Multivariable regression is a statistical method that can be used to evaluate health care costs. In the simplest case, the cost of two groups of patients can be compared by using an indicator variable for group membership as the explanatory variable. For example, an indicator variable can be used to assign subjects in the experimental group a value of one and subjects in the control group a value of zero. The coefficient for this indicator variable represents the difference in cost associated with being a member of the experimental group compared to the control group. When group assignment is not random, additional independent variables can allow the analyst to control for the effect of of age, gender, chronic illness, or other factors.
However, cost as a depenent variable is not normally distributed. Some patients may incur a lot of costs for their health care, and some patients many incur zero costs for their health care. In the former case, the distribution will be right skewed, and in the latter case, the distribution will be truncated. Due to these properties of the cost variable, it is necessary to apply special methods to model costs properly. These methods are discussed below and are followed by descriptions of applications to VA cost issues such as determining inpatient cost and estimating the effect of chronic illness on health care cost.

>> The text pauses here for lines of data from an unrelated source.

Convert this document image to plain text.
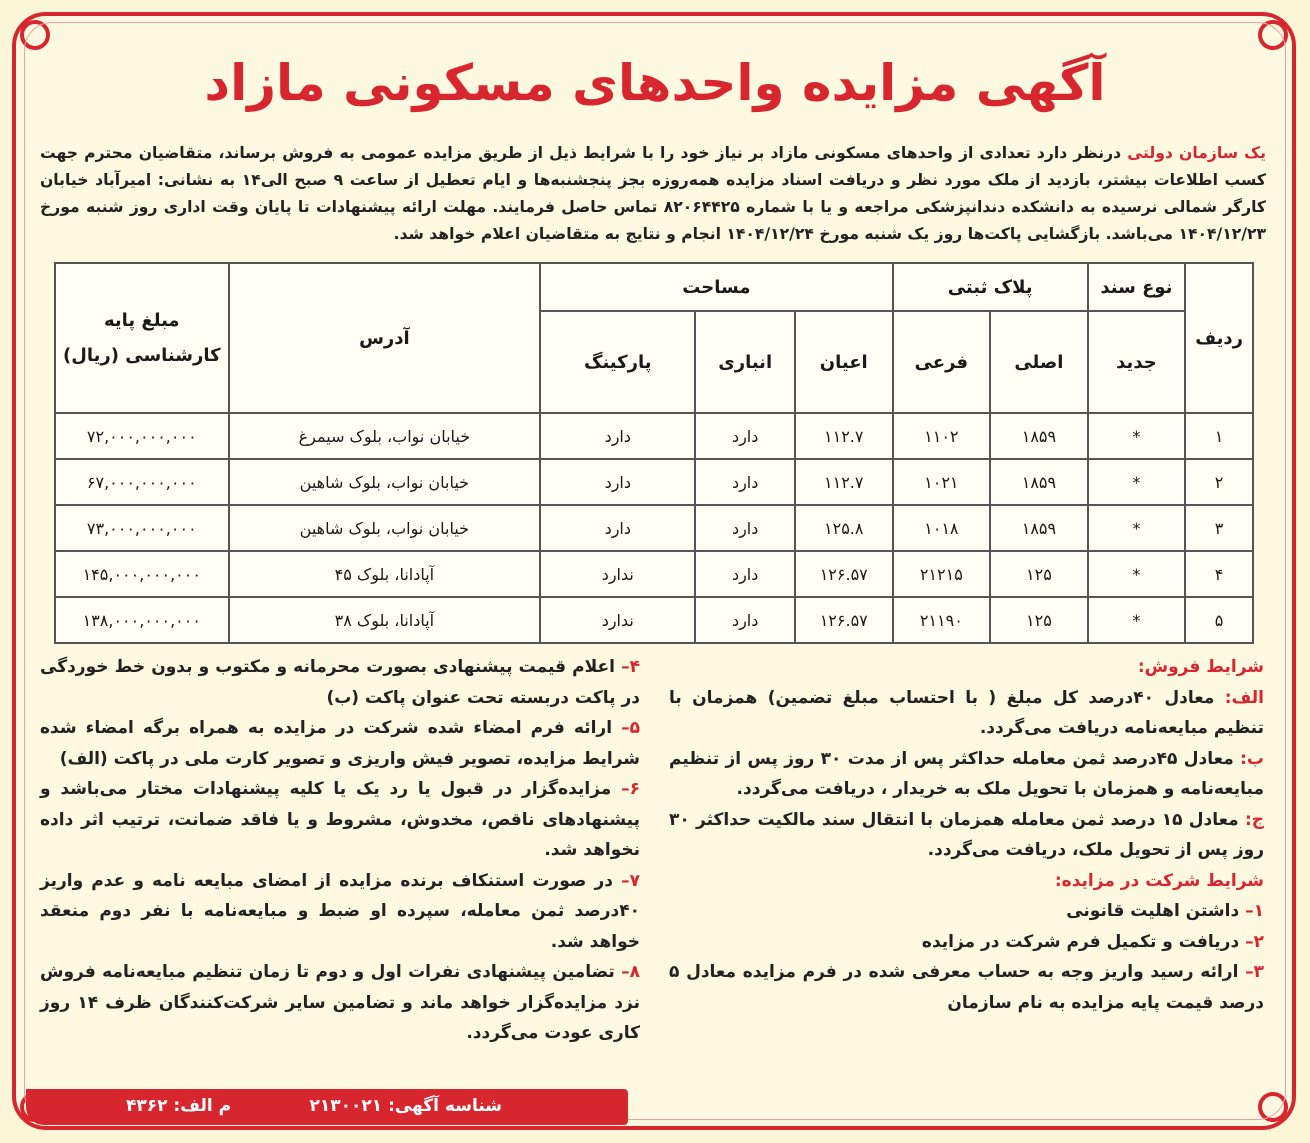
آگهی مزایده واحدهای مسکونی مازاد
یک سازمان دولتی درنظر دارد تعدادی از واحدهای مسکونی مازاد بر نیاز خود را با شرایط ذیل از طریق مزایده عمومی به فروش برساند، متقاضیان محترم جهت کسب اطلاعات بیشتر، بازدید از ملک مورد نظر و دریافت اسناد مزایده همه‌روزه بجز پنجشنبه‌ها و ایام تعطیل از ساعت ۹ صبح الی۱۴ به نشانی: امیرآباد خیابان کارگر شمالی نرسیده به دانشکده دندانپزشکی مراجعه و یا با شماره ۸۲۰۶۴۴۲۵ تماس حاصل فرمایند. مهلت ارائه پیشنهادات تا پایان وقت اداری روز شنبه مورخ ۱۴۰۴/۱۲/۲۳ می‌باشد. بازگشایی پاکت‌ها روز یک شنبه مورخ ۱۴۰۴/۱۲/۲۴ انجام و نتایج به متقاضیان اعلام خواهد شد.
ردیف	نوع سند	پلاک ثبتی		مساحت			آدرس	مبلغ پایه
کارشناسی (ریال)

	جدید	اصلی	فرعی	اعیان	انباری	پارکینگ		
۱	*	۱۸۵۹	۱۱۰۲	۱۱۲.۷	دارد	دارد	خیابان نواب، بلوک سیمرغ	۷۲,۰۰۰,۰۰۰,۰۰۰
۲	*	۱۸۵۹	۱۰۲۱	۱۱۲.۷	دارد	دارد	خیابان نواب، بلوک شاهین	۶۷,۰۰۰,۰۰۰,۰۰۰
۳	*	۱۸۵۹	۱۰۱۸	۱۲۵.۸	دارد	دارد	خیابان نواب، بلوک شاهین	۷۳,۰۰۰,۰۰۰,۰۰۰
۴	*	۱۲۵	۲۱۲۱۵	۱۲۶.۵۷	دارد	ندارد	آپادانا، بلوک ۴۵	۱۴۵,۰۰۰,۰۰۰,۰۰۰
۵	*	۱۲۵	۲۱۱۹۰	۱۲۶.۵۷	دارد	ندارد	آپادانا، بلوک ۳۸	۱۳۸,۰۰۰,۰۰۰,۰۰۰

شرایط فروش:

الف: معادل ۴۰درصد کل مبلغ ( با احتساب مبلغ تضمین) همزمان با تنظیم مبایعه‌نامه دریافت می‌گردد.

ب: معادل ۴۵درصد ثمن معامله حداکثر پس از مدت ۳۰ روز پس از تنظیم مبایعه‌نامه و همزمان با تحویل ملک به خریدار ، دریافت می‌گردد.

ج: معادل ۱۵ درصد ثمن معامله همزمان با انتقال سند مالکیت حداکثر ۳۰ روز پس از تحویل ملک، دریافت می‌گردد.

شرایط شرکت در مزایده:

۱– داشتن اهلیت قانونی

۲– دریافت و تکمیل فرم شرکت در مزایده

۳– ارائه رسید واریز وجه به حساب معرفی شده در فرم مزایده معادل ۵ درصد قیمت پایه مزایده به نام سازمان

۴– اعلام قیمت پیشنهادی بصورت محرمانه و مکتوب و بدون خط خوردگی در پاکت دربسته تحت عنوان پاکت (ب)

۵– ارائه فرم امضاء شده شرکت در مزایده به همراه برگه امضاء شده شرایط مزایده، تصویر فیش واریزی و تصویر کارت ملی در پاکت (الف)

۶– مزایده‌گزار در قبول یا رد یک یا کلیه پیشنهادات مختار می‌باشد و پیشنهادهای ناقص، مخدوش، مشروط و یا فاقد ضمانت، ترتیب اثر داده نخواهد شد.

۷– در صورت استنکاف برنده مزایده از امضای مبایعه نامه و عدم واریز ۴۰درصد ثمن معامله، سپرده او ضبط و مبایعه‌نامه با نفر دوم منعقد خواهد شد.

۸– تضامین پیشنهادی نفرات اول و دوم تا زمان تنظیم مبایعه‌نامه فروش نزد مزایده‌گزار خواهد ماند و تضامین سایر شرکت‌کنندگان ظرف ۱۴ روز کاری عودت می‌گردد.

شناسه آگهی: ۲۱۳۰۰۲۱
م الف: ۴۳۶۲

Health Care Costs Require Special Methods
The most common multivariable regression method is Ordinarly Least Squares (OLS). This method assumes that the dependent variable is normally distributed and that the errors in the regression are independent and not explained by any of the other independent variables. Since health care costs are highly skewed and not normally distributed, the error terms in cost regressions often violate the assumptions of OLS.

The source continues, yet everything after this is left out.